Des pays demandent une autre session de négociations
Maintenant que la montagne a accouché d’une nouvelle souris, quel avenir pour le traité international contre le plastique ? L’Ouganda a demandé une autre session de négociations, sur la base de celles qui viennent de s’achever. Luis Vayas Valdivieso a assuré de son côté que la session de négociation n’est « pas close ». Il a annoncé que « le secrétariat va travailler pour trouver une date et un endroit, où ces nouvelles discussions auront lieu ». Mais les ONG environnementales et les politiques européens craignent un traité au rabais, en deçà des exigences environnementales, fort de la pression des lobbies du pétrole.
Faut-il voter à la majorité pour imposer le traité contre la pollution plastique ?
Pour ces « ambitieux », plus nombreux que les pétroliers, il faut dorénavant décider par la majorité et non plus par consensus, afin d’obtenir enfin un accord. Pour eux, ce forceps se justifie au regard des enjeux environnementaux et sanitaires. Rappelons que le plastique est un danger pour la nature car il se dégrade difficilement et répand des micro fragments qui nuisent aux écosystèmes (eaux, sols, plantes, animaux). Ces microplastiques se retrouvent également dans notre organisme via notamment l’eau potable du robinet et l’eau minérale en bouteille. Ils peuvent causer des problèmes de santé, comme une perturbation du système reproducteur, des cancers et des maladies cardiaques.
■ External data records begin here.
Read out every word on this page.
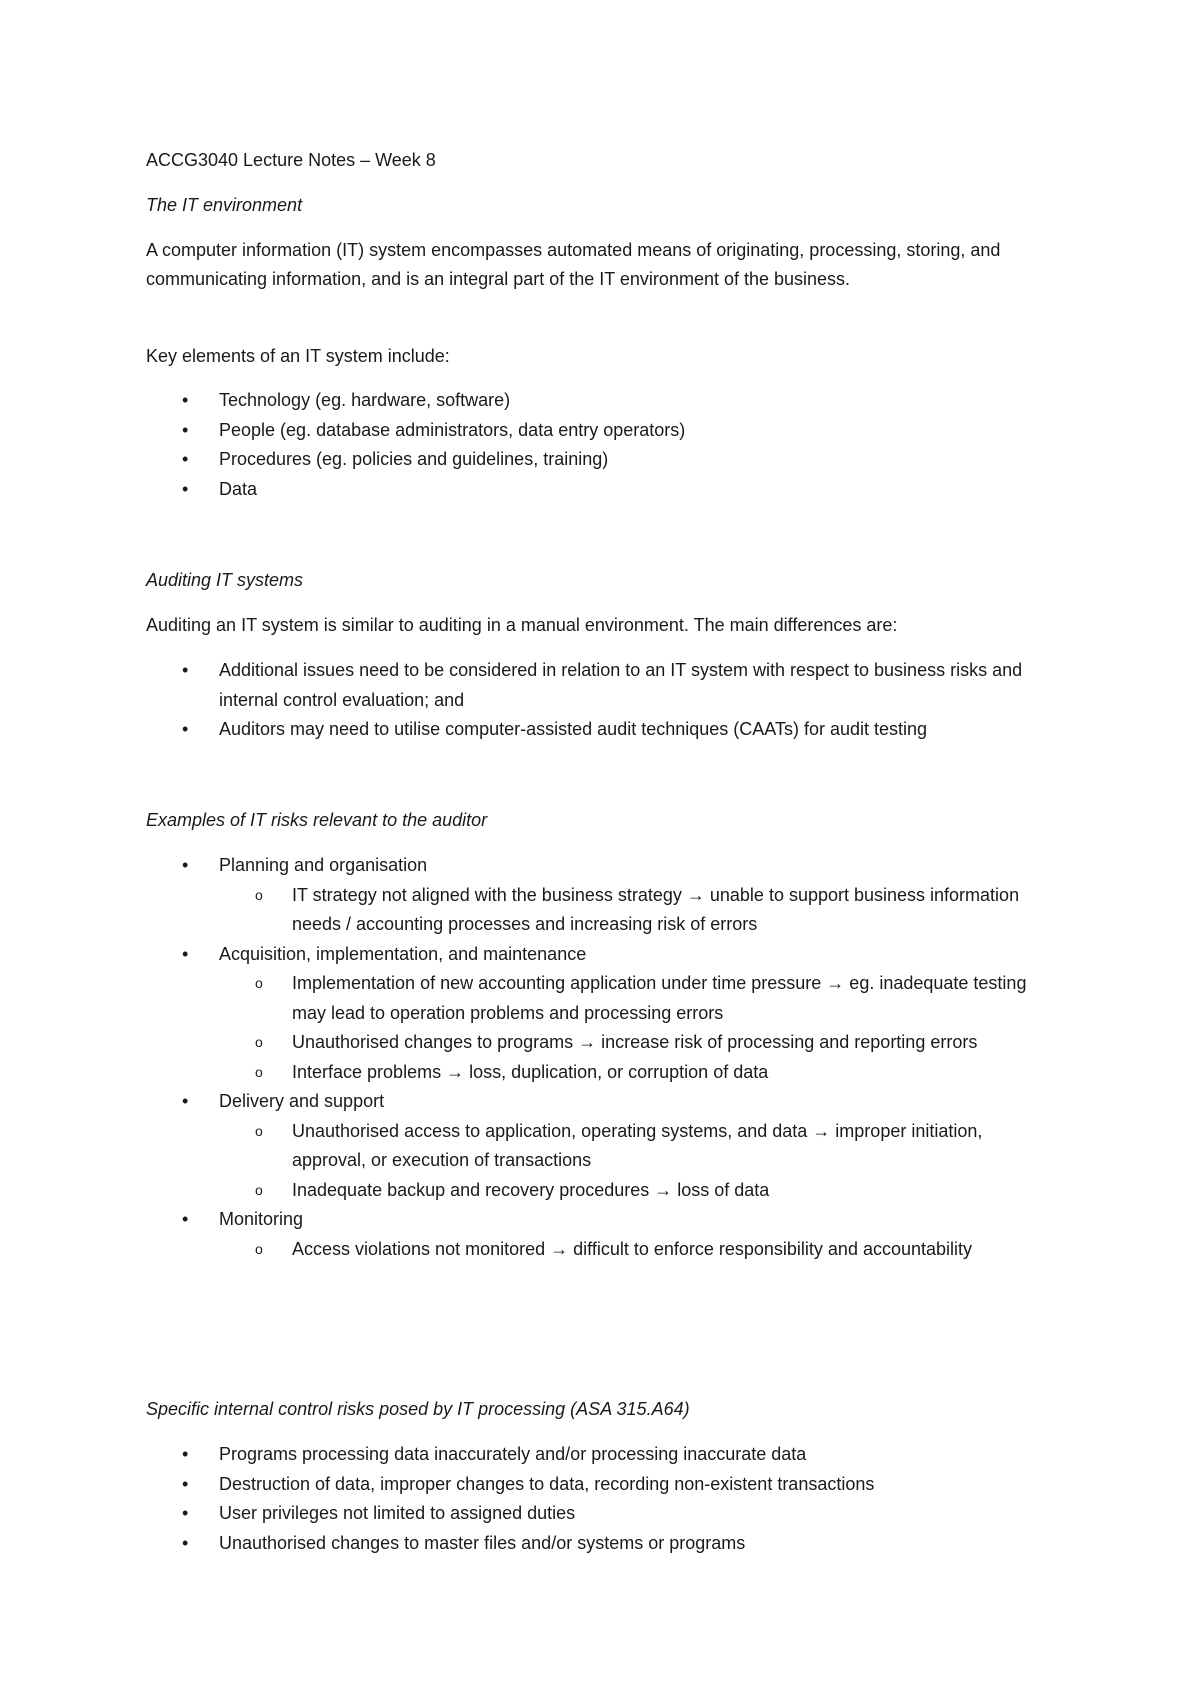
ACCG3040 Lecture Notes – Week 8

The IT environment

A computer information (IT) system encompasses automated means of originating, processing, storing, and communicating information, and is an integral part of the IT environment of the business.

Key elements of an IT system include:

• Technology (eg. hardware, software)
• People (eg. database administrators, data entry operators)
• Procedures (eg. policies and guidelines, training)
• Data

Auditing IT systems

Auditing an IT system is similar to auditing in a manual environment. The main differences are:

• Additional issues need to be considered in relation to an IT system with respect to business risks and internal control evaluation; and
• Auditors may need to utilise computer-assisted audit techniques (CAATs) for audit testing

Examples of IT risks relevant to the auditor

• Planning and organisation
o IT strategy not aligned with the business strategy → unable to support business information needs / accounting processes and increasing risk of errors
• Acquisition, implementation, and maintenance
o Implementation of new accounting application under time pressure → eg. inadequate testing may lead to operation problems and processing errors
o Unauthorised changes to programs → increase risk of processing and reporting errors
o Interface problems → loss, duplication, or corruption of data
• Delivery and support
o Unauthorised access to application, operating systems, and data → improper initiation, approval, or execution of transactions
o Inadequate backup and recovery procedures → loss of data
• Monitoring
o Access violations not monitored → difficult to enforce responsibility and accountability

Specific internal control risks posed by IT processing (ASA 315.A64)

• Programs processing data inaccurately and/or processing inaccurate data
• Destruction of data, improper changes to data, recording non-existent transactions
• User privileges not limited to assigned duties
• Unauthorised changes to master files and/or systems or programs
Des alternatives durables au plastique existent
Aujourd’hui nous sommes cernés par les déchets plastiques. Ces matières restent pourtant essentielles aux hommes. Nous en produisons quelque 450 millions de tonnes par an et ce volume devrait tripler d’ici 2060, selon les prévisions de l’OCDE. Malheureusement, moins de 10% est recyclé et près de la moitié est à usage unique. Pourtant il existe des alternatives durables, promues ces dernières années par les écologistes et les scientifiques. Mais elles n’intéressent pas ou peu l’industrie.